Paul Little’s nightmare at Toll Holdings got a whole lot worse this
morning when the stock crashed another 57c to $12.13, meaning it has
now fallen 10.74% from the $13.59 it was at before the ill-fated $4.6 billion
Patrick Corp takeover bid was launched on 22 August last year.

Over the same period, the All Ordinaries index is up 7.3% so that
represents underperformance of 18.5%, something the normally stellar
Toll has never delivered before.

The market appears to be worried about a few things, such as the loss
of shareholder value from the dysfunctional relationship at Pacific
National, the amount of cash wasted on the defence, the likelihood of a
protracted court battle with the ACCC and the prospect of Toll going
over the top in buying P&O’s Australian stevedoring assets for up
to $2 billion.

Whilst Patrick shares also dived a more modest 52c to $6.70 yesterday, the stock
is up 14c to $6.89 today and one of the reasons is speculation that a rival
bidder could yet emerge.

Richard Branson’s Virgin Group is the obvious candidate and there is
some talk in the market that a $7.40-a-share bid will be launched soon.
Branson is about to become very liquid from the $1.63 billion cash sale of his 72% stake in Virgin Mobile to NTL and would
dearly love to recover control of Virgin Blue from Patrick. Toll Holdings would be a
ready buyer of Patrick’s valuable stevedoring business and Branson knows plenty
about trains from his Virgin franchises in the UK.

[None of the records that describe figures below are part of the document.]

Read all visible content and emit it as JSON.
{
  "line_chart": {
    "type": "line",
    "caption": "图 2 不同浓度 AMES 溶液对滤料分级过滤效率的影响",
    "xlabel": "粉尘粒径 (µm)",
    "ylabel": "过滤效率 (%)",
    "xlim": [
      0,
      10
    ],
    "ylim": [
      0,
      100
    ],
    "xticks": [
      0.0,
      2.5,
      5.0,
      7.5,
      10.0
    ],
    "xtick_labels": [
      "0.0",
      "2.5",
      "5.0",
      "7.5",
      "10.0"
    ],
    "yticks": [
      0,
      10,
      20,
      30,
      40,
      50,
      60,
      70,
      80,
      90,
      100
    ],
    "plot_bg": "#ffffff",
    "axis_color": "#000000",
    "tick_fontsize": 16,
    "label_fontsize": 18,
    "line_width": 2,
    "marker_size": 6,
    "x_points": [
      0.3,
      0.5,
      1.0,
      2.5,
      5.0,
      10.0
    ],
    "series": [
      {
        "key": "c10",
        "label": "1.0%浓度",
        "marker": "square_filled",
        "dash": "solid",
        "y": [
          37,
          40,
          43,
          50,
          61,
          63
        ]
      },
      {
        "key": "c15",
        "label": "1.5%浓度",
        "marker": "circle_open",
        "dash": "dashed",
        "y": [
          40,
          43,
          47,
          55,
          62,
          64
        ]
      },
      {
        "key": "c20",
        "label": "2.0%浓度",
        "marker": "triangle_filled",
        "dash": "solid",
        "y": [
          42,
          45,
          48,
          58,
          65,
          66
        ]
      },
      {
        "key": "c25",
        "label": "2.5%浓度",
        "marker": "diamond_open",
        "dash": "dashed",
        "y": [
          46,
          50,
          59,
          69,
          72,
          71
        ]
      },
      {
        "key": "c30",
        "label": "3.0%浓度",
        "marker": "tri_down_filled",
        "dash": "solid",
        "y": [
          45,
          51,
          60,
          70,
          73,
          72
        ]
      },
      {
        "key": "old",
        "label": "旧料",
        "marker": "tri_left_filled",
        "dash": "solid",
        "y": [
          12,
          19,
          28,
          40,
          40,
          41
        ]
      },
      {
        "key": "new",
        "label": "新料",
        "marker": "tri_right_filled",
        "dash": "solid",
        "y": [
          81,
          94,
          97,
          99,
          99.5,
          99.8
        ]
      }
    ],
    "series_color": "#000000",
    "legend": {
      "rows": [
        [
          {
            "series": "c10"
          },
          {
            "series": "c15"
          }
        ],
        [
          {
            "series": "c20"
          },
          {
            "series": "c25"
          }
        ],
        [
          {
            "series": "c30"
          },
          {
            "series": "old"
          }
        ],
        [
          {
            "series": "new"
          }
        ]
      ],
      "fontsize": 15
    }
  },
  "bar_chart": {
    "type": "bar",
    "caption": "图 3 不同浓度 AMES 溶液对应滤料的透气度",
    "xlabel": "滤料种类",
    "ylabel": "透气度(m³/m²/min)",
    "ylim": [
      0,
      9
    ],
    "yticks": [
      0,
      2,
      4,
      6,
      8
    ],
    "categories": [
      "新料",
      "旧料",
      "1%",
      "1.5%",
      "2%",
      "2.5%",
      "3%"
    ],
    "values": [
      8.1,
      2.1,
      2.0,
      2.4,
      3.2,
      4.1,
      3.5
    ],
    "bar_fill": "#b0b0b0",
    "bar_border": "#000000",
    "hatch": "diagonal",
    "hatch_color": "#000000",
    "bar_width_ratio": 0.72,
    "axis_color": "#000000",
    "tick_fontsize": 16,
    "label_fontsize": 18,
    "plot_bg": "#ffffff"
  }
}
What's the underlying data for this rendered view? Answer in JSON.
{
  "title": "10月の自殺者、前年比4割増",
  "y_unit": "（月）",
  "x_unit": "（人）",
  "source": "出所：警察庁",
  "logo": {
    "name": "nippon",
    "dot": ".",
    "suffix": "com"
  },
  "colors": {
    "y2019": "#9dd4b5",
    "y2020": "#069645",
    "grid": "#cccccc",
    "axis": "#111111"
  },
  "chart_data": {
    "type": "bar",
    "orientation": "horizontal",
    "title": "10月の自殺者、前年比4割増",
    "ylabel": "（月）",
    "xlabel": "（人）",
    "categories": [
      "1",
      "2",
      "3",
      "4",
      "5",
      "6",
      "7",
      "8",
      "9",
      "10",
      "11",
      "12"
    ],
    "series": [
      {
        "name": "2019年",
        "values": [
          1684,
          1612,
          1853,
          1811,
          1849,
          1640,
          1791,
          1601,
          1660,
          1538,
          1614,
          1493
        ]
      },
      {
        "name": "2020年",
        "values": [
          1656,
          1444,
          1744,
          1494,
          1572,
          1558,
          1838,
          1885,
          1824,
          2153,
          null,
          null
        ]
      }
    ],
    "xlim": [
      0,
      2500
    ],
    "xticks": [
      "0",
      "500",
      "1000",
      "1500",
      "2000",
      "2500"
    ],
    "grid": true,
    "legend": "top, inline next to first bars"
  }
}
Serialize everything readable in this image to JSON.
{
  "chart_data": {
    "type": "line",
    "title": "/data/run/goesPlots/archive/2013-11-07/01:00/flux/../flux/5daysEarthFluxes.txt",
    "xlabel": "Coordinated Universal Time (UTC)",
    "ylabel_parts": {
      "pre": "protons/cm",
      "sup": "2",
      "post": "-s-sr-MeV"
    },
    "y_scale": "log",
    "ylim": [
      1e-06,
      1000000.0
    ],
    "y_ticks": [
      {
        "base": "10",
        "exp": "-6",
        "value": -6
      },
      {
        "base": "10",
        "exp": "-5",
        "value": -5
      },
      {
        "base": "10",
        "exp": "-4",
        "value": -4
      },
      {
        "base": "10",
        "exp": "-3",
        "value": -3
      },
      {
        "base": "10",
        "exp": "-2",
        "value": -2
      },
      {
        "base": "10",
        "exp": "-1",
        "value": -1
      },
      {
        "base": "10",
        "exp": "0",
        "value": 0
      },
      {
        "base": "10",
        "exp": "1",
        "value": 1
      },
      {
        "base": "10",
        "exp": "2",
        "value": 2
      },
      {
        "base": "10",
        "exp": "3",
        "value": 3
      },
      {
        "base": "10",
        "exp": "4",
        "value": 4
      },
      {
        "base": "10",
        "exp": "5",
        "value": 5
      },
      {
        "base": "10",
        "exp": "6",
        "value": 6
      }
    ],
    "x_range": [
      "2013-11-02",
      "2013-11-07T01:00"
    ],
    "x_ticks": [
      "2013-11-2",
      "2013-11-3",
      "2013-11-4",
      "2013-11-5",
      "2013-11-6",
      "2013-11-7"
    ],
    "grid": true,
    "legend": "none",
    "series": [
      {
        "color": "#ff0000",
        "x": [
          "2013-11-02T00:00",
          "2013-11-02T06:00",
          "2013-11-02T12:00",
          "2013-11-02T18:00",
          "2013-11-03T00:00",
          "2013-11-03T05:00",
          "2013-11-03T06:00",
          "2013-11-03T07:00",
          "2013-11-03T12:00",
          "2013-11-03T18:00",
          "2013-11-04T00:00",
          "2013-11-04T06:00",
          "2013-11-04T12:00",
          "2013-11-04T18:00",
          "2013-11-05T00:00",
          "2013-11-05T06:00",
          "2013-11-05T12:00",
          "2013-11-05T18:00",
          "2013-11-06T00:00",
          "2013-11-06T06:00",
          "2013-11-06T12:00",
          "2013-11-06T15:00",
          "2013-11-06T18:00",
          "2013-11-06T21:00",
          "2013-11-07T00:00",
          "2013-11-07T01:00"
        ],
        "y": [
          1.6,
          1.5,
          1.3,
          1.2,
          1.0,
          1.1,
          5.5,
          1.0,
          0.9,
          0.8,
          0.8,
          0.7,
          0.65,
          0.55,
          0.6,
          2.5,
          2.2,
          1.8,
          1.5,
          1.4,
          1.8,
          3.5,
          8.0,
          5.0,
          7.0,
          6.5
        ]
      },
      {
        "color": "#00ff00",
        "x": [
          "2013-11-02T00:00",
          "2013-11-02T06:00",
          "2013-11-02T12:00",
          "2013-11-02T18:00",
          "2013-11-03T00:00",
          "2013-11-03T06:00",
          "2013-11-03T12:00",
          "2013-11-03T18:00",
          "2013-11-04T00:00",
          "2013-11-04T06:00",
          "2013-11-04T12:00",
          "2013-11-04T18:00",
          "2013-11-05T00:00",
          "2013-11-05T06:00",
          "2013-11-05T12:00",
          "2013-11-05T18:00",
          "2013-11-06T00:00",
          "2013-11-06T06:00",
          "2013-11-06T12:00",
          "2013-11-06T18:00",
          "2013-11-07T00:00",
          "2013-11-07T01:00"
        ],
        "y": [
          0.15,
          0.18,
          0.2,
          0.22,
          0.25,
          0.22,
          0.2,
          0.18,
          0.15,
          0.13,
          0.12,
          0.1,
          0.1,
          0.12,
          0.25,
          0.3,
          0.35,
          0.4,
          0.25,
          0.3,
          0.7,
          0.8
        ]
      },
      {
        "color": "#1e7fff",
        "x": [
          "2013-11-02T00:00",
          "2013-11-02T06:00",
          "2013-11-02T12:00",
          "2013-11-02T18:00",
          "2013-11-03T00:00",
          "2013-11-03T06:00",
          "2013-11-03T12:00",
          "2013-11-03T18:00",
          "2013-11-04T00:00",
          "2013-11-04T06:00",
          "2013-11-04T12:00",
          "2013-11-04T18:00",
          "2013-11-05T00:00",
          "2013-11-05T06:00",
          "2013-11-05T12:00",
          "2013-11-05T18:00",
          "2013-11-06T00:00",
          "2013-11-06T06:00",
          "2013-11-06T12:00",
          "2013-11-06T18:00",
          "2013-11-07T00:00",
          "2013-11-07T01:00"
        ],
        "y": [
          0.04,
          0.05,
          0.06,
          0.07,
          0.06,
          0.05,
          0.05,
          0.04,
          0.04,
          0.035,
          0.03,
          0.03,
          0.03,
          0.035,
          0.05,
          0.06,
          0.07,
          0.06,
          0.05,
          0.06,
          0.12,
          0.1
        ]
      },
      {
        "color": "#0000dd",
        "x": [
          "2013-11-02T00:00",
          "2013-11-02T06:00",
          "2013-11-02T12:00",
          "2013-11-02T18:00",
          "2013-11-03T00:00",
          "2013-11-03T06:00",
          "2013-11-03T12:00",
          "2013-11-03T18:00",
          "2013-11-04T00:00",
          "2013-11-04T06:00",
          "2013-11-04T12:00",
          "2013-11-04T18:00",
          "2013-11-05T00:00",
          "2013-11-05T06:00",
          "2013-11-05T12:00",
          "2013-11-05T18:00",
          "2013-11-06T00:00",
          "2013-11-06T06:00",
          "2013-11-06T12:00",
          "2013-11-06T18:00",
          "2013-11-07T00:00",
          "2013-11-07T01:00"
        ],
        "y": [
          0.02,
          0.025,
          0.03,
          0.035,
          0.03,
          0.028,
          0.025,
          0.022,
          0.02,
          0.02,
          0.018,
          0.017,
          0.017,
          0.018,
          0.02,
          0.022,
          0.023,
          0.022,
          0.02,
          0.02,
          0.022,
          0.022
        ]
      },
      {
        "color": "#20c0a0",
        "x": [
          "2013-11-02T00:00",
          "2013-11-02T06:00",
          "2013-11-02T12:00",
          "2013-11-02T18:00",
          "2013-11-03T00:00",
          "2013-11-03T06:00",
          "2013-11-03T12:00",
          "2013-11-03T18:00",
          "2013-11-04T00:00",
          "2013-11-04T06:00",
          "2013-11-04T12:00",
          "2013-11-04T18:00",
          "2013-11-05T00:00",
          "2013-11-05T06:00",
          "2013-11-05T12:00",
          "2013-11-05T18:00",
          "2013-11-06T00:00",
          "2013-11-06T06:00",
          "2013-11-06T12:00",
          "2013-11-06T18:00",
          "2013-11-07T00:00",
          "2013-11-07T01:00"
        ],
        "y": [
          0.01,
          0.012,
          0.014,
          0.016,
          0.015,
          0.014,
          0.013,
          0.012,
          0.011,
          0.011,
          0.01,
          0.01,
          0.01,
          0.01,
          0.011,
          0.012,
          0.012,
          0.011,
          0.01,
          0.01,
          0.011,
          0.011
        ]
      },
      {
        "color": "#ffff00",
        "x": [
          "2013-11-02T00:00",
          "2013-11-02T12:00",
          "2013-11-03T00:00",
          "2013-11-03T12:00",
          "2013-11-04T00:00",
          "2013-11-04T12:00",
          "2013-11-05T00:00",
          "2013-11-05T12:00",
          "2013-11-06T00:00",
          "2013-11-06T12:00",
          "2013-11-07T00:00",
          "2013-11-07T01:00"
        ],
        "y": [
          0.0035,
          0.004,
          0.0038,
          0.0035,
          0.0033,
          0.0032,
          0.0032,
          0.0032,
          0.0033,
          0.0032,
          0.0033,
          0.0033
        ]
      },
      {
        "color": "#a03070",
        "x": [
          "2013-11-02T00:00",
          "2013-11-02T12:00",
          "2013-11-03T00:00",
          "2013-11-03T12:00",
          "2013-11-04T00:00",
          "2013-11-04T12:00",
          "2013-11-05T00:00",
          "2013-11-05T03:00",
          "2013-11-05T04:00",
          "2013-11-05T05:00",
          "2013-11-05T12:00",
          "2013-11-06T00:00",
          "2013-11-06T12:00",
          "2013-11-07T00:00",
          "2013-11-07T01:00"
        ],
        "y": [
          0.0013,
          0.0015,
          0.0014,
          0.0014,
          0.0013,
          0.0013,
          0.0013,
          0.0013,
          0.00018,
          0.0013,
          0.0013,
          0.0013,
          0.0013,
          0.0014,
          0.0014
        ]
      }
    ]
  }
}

Branson would have no problems with the ACCC, but it has to be said
that Graeme Samuel’s tactics yesterday were very interesting. His
emphatic 8 page statement
appeared designed to blow Toll out of the water and exert maximum
pressure against any court challenge. The ACCC suffered a major blow
when AGL beat it in court, and clearly Samuel would rather not risk another
defeat.

Finally, it would be very interesting to know how much money has been
wasted on all these takeover processes so far, let alone the enormous
distraction it has been for management.

As we’ve argued before, takeovers are becoming ridiculously expensive and the disclosure is not often very timely. For instance:

  • Boral spent $11 million on its failed bid for Adelaide Brighton;
  • GPT spent $16 million on its failed merger with Lend Lease; and
  • Lend Lease spent $28 million on its failed merger with GPT.
  • Axa Asia Pacific spent $7 million saying “non” to its French parent last year

Both Patrick and Toll need to come clean and reveal the amounts spent
so far. Both will probably be above $20 million as this has been long,
ugly and costly, with dozens of lawyers and advisers involved.